Прахову надо было очистить ящики своего стола. Среди личных писем и тетрадей он увидел сувенир, о котором давно забыл. Еще много лет назад он отдыхал в Сухуми и купил там у крепости Диоскурия змею. Деревянная и пестро раскрашенная, она извивалась в руках, как живая. Он до смерти напугал тогда дома жену, и она выбросила ее в мусорное ведро, но Прахов подобрал гадюку и привез ее на службу, сунул в ящик стола — там она и пролежала до последнего дня.

Он сломал ее пополам и бросил в угол, в урну со всяким мусором.

Шорникову было жаль его, и в то же время чувствовалось какое-то облегчение. Видимо, это же самое испытывали и другие, потому что, встретившись в коридоре, Сорокин артистически улыбнулся:

— Мир праху твоему, Леонид Маркович!

ГЛАВА ШЕСТАЯ

Посмотришь на небо — не подумаешь, что на земле стоят холода: небо голубое, прозрачное, насквозь просвеченное солнцем. И только на горизонте — перышки облаков золотятся.

Но какие морозы! Около сорока градусов по ночам.
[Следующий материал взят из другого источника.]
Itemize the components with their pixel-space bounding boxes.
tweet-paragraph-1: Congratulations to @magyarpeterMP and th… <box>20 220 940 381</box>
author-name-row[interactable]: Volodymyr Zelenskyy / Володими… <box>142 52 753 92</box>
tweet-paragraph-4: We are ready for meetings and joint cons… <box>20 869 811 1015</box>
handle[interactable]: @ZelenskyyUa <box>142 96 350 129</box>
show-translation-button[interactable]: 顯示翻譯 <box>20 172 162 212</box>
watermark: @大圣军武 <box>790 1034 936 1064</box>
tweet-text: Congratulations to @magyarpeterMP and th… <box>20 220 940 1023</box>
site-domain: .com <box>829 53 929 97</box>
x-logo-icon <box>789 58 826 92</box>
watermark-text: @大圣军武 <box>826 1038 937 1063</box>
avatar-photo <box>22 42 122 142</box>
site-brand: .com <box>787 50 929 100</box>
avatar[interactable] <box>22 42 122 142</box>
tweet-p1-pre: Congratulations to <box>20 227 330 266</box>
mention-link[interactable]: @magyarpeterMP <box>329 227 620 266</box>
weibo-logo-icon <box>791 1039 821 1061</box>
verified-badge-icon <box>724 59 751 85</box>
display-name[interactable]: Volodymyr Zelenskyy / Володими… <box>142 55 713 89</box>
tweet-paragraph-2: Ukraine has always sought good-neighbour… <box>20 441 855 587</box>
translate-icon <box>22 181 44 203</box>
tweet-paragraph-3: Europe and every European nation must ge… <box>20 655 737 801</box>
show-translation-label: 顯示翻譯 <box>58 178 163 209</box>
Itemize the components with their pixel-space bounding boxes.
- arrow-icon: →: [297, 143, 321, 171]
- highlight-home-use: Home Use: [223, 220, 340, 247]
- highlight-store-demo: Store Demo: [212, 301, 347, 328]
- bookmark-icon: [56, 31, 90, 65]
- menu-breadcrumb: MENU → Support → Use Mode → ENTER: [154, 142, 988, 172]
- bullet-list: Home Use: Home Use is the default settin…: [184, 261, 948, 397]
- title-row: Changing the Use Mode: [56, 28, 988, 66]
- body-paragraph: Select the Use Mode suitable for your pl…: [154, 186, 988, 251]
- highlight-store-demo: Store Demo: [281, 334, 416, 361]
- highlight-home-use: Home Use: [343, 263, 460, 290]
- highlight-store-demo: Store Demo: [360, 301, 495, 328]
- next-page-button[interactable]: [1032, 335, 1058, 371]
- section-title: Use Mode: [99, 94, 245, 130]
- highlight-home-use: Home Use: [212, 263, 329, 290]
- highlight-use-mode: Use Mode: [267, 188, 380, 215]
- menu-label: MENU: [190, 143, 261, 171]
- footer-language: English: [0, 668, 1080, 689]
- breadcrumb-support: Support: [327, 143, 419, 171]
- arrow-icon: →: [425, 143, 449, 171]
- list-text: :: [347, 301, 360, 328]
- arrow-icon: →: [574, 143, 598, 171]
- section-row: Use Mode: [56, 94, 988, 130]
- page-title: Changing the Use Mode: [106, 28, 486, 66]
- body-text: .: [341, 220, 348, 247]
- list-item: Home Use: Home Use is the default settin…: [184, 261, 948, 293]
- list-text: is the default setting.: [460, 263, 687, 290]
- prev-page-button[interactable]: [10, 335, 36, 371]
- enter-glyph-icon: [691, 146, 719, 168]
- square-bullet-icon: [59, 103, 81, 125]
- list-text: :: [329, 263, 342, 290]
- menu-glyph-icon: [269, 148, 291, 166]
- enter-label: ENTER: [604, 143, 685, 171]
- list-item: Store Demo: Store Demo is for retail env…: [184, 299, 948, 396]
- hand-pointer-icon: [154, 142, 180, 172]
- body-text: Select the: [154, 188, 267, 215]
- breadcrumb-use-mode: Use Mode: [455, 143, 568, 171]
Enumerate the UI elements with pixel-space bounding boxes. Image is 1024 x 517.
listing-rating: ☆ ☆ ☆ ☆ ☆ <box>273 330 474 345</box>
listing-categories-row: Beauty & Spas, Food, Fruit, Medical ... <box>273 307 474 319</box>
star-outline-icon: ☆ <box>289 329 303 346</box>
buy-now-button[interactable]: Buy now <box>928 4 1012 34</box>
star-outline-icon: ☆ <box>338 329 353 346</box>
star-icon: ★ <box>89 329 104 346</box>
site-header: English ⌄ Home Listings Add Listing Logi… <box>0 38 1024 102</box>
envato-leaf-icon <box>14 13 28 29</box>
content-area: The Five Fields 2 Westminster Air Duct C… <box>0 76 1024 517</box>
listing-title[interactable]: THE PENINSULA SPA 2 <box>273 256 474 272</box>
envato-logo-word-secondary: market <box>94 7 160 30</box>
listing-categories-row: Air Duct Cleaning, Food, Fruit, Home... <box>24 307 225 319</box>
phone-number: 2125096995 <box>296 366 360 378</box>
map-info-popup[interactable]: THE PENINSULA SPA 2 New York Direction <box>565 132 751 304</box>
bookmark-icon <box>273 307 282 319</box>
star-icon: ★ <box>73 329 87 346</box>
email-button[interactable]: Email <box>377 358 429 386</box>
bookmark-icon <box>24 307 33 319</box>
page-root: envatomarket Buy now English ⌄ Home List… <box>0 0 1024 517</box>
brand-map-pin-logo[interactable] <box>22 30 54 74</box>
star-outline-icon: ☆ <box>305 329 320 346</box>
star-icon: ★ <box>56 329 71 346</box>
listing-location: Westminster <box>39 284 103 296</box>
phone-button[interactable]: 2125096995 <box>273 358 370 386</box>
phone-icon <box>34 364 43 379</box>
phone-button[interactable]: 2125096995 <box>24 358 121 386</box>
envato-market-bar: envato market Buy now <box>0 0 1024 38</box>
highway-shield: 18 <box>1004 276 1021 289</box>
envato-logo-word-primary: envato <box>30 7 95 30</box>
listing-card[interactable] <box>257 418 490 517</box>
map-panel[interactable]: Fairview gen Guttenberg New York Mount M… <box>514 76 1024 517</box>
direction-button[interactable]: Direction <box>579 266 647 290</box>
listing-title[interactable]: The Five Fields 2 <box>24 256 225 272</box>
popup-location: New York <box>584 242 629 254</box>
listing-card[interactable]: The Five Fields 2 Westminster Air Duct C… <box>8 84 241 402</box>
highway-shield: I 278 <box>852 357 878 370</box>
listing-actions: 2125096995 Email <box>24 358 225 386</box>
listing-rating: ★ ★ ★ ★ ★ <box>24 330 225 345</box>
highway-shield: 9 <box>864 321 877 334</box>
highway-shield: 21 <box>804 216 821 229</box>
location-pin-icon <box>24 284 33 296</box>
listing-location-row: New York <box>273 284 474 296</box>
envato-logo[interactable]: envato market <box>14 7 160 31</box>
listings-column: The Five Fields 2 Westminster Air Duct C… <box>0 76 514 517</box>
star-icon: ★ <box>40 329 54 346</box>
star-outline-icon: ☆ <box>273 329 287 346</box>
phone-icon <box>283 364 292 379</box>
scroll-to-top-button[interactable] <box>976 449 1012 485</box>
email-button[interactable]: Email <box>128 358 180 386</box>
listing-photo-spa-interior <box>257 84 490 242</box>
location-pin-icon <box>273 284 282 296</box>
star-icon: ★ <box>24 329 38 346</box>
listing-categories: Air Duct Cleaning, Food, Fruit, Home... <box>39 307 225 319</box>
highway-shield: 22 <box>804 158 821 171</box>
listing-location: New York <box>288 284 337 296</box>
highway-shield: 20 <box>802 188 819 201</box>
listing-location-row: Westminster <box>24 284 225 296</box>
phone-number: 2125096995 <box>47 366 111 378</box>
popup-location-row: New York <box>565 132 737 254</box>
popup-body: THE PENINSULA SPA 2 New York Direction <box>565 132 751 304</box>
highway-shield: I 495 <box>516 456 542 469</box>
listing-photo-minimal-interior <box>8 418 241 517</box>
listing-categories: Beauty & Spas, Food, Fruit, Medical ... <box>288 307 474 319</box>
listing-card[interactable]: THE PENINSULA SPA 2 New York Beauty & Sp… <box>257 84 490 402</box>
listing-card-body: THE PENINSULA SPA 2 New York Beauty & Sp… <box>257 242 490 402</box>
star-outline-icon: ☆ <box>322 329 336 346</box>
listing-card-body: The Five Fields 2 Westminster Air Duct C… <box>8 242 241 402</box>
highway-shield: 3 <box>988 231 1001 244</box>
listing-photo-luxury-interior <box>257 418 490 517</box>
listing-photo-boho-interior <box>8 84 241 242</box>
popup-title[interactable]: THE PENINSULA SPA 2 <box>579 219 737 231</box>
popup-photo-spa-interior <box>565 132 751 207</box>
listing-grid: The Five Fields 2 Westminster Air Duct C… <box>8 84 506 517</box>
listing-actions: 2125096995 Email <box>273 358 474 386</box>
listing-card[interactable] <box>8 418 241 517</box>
Снегу в Москве почти нет, прикрыл немного землю, смешался с пылью и гарью, посерел и стал походить на пепел.

Шорников смотрел в окно своего кабинета. И вдруг выше крыш что-то вспыхнуло, засверкало, будто стеклышко, поставленное под углом к солнцу. Погасло, потом все облачко заиграло многими цветами и стало напоминать плавник рыбы. И вот оно обернулось полудугой. Радуга!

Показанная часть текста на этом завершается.